"The store lamb market is actually averaging 10 cents kg more than last year and interest rates are low - life is good isn't it?" he quipped.
While the grass is growing the lack of sun in recent weeks has meant a slow start to the lamb killing season.
"The grass has not had the grunt to get the lambs up to killing weight which has kept pressure on the meat companies for numbers and in turn keeping the lambs schedule higher than anticipated a month ago. This will not last as we head into Christmas with a number of short week kills. The lamb schedule will drop which is making store lamb buyers nervous."
The lack of prime lambs to kill has meant cull ewes have been able to be killed in large numbers before Christmas rather than hanging around the farm until February-March which has happened in recent years.
"It's always interesting to note though, that increased costs affect profitability down on the farm. Horizon and district council rates, freight costs, drenches, fertiliser and many other items continue to increase, while farm gate prices fluctuate wildly.
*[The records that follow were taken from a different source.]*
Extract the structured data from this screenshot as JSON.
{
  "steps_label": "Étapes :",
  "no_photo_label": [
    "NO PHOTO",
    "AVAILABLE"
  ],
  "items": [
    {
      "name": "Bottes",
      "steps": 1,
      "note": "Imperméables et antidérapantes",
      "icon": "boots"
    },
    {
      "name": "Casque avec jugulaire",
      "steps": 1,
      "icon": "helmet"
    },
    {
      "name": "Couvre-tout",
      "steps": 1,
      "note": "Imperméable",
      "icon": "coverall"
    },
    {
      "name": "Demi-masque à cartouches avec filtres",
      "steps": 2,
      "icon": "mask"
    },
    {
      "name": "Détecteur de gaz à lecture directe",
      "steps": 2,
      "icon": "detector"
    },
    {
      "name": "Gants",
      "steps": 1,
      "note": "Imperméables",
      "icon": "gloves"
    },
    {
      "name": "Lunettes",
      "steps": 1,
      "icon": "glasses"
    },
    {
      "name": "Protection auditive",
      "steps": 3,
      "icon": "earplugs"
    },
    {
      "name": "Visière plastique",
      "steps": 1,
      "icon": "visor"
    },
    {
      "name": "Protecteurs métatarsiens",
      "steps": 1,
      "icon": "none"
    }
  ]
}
"But again, looking at the bright side of life it's great to know that all those that benefit from the production down on the farm are getting paid. The carriers, fat stock buyers, stock agents, meat company employees, banks and service industries just to name a few are keeping national employment levels at under 5 per cent.
"But I'm reminded of another saying 'Don't Kill the Goose that Lays the Golden Egg'," he warned.
To end on a real bright note though, Mr Cotton looked at dairying.
"The dairy payout has not only been positive for dairy farmers, but sheep and beef farmers were also given the opportunity to supply supplementary feed and offer dairy grazing once again to help cashflows."